He was sitting in a cool meadow, with the sound of flapping wings overhead. He saw a baby lying in the grass, its tiny feet kicking at the sky. Hoffner tried to stand but his legs were too heavy. He pulled at his thighs, and his hands were filled with a thick, wet tar, the smell of it like camphor oil, and he was suddenly holding flames in his hands. Mila pulled him back from the fire, and Hoffner saw her against the night sky. She was older and her body had been burned, her arms peeling in thin flakes of flesh. He reached for her, but she stepped back. He reached for her again and his eyes opened.

They were at an outpost. Twenty Republican soldiers stood off in the distance, each with a rifle and a cap. Mila was talking with a man who was holding their papers. Hoffner heard the sound of mortar fire somewhere in the distance, and he watched as each of the men ducked his head. The sound was too far off to pose any danger, but these were men not yet tested by battle. They flinched and gripped their rifles.

Hoffner pushed himself up and opened the door. His hand had stiffened, and his eye felt as if it had been squeezed shut. He could barely swallow. He forced his legs out, and he stood.

Mila and the soldier looked over while a second barrage erupted. Hoffner made his way to them, his stride unsteady, with the booze in his stomach and a scorching sun to contend with.

He drew up and thought to say something, but his mouth was too dry. He spat, and the man offered him his canteen. Hoffner drank.

“The prison in Coria,” the man said. “You’re lucky to be alive.”

Hoffner nodded and finished the canteen.

“You don’t want to go south,” the man said. “I’ve been trying to explain it to the senora.”

“The doctor,” Hoffner corrected, and spat again. “The senora is a doctor.”

“Yes. The doctor. Yague has half of Africa marching up from Seville. They’re already pressing in from Merida. It’s not going to be good in Badajoz. It won’t be good here in a day or so, but we’re not going to think about that.”

If Hoffner had any inkling who Yague was or where Merida might be, he might have known enough to show some concern. Instead, he told himself not to vomit in front of the soldiers.

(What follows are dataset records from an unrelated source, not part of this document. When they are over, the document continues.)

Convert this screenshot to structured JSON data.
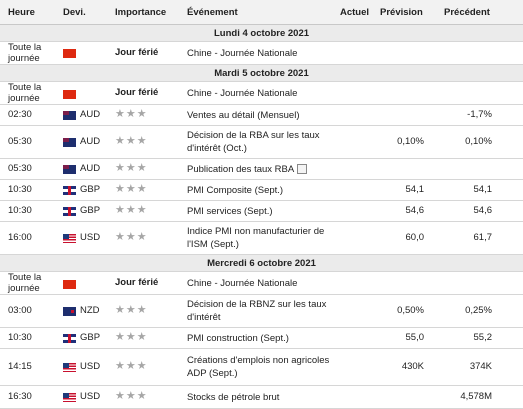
{
  "header": {
    "time": "Heure",
    "currency": "Devi.",
    "importance": "Importance",
    "event": "Événement",
    "actual": "Actuel",
    "forecast": "Prévision",
    "previous": "Précédent"
  },
  "days": [
    "Lundi 4 octobre 2021",
    "Mardi 5 octobre 2021",
    "Mercredi 6 octobre 2021"
  ],
  "rows": [
    {
      "time": "Toute la journée",
      "flag": "china-flag-icon",
      "currency": "",
      "importance": "Jour férié",
      "event": "Chine - Journée Nationale",
      "actual": "",
      "forecast": "",
      "previous": ""
    },
    {
      "time": "Toute la journée",
      "flag": "china-flag-icon",
      "currency": "",
      "importance": "Jour férié",
      "event": "Chine - Journée Nationale",
      "actual": "",
      "forecast": "",
      "previous": ""
    },
    {
      "time": "02:30",
      "flag": "australia-flag-icon",
      "currency": "AUD",
      "importance": "★★★",
      "event": "Ventes au détail (Mensuel)",
      "actual": "",
      "forecast": "",
      "previous": "-1,7%"
    },
    {
      "time": "05:30",
      "flag": "australia-flag-icon",
      "currency": "AUD",
      "importance": "★★★",
      "event": "Décision de la RBA sur les taux d'intérêt (Oct.)",
      "actual": "",
      "forecast": "0,10%",
      "previous": "0,10%"
    },
    {
      "time": "05:30",
      "flag": "australia-flag-icon",
      "currency": "AUD",
      "importance": "★★★",
      "event": "Publication des taux RBA",
      "actual": "",
      "forecast": "",
      "previous": ""
    },
    {
      "time": "10:30",
      "flag": "uk-flag-icon",
      "currency": "GBP",
      "importance": "★★★",
      "event": "PMI Composite (Sept.)",
      "actual": "",
      "forecast": "54,1",
      "previous": "54,1"
    },
    {
      "time": "10:30",
      "flag": "uk-flag-icon",
      "currency": "GBP",
      "importance": "★★★",
      "event": "PMI services (Sept.)",
      "actual": "",
      "forecast": "54,6",
      "previous": "54,6"
    },
    {
      "time": "16:00",
      "flag": "us-flag-icon",
      "currency": "USD",
      "importance": "★★★",
      "event": "Indice PMI non manufacturier de l'ISM (Sept.)",
      "actual": "",
      "forecast": "60,0",
      "previous": "61,7"
    },
    {
      "time": "Toute la journée",
      "flag": "china-flag-icon",
      "currency": "",
      "importance": "Jour férié",
      "event": "Chine - Journée Nationale",
      "actual": "",
      "forecast": "",
      "previous": ""
    },
    {
      "time": "03:00",
      "flag": "new-zealand-flag-icon",
      "currency": "NZD",
      "importance": "★★★",
      "event": "Décision de la RBNZ sur les taux d'intérêt",
      "actual": "",
      "forecast": "0,50%",
      "previous": "0,25%"
    },
    {
      "time": "10:30",
      "flag": "uk-flag-icon",
      "currency": "GBP",
      "importance": "★★★",
      "event": "PMI construction (Sept.)",
      "actual": "",
      "forecast": "55,0",
      "previous": "55,2"
    },
    {
      "time": "14:15",
      "flag": "us-flag-icon",
      "currency": "USD",
      "importance": "★★★",
      "event": "Créations d'emplois non agricoles ADP (Sept.)",
      "actual": "",
      "forecast": "430K",
      "previous": "374K"
    },
    {
      "time": "16:30",
      "flag": "us-flag-icon",
      "currency": "USD",
      "importance": "★★★",
      "event": "Stocks de pétrole brut",
      "actual": "",
      "forecast": "",
      "previous": "4,578M"
    }
  ]
}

Another explosion rattled behind them, and Hoffner nodded his thanks.

“We’ll take our chances.”

He took Mila by the arm and walked with her back to the car.

Father And Son

An untamed terror now lived in the towns and hillsides surrounding Badajoz. Hoffner had felt tremors of it in Teruel, isolated echoes in the screams behind Coria’s prison gates, but it was only here that it penetrated the smallest of gestures: a backward glance from a woman on a cart, the sudden silence from a flock of birds perched penitently in the trees, the grinding of tires on a ground too slick and too beaten down by hooves and trucks and rain to be passable. The men who walked along the roads strode with more purpose than was warranted. It was the surest sign that they meant to meet death on their own terms. Fear makes a man cower. Terror gives him strength.

Like a pouch bag, everything was getting pulled in, barricades and guns and horses to ring the approach from the south and the east. Yague was well beyond Merida. It would come tomorrow or the next day. That was what they were saying. No one was permitted to pass after sunset.

“I have to get through.”

Hoffner tried to show his papers again, but the man with the thick beard and the rifle shook his head. It was a gentle shake, one reserved for overeager children.

“If there’s still a road to be taken,” the man said, “you can take it in the morning. No one moves after dark.”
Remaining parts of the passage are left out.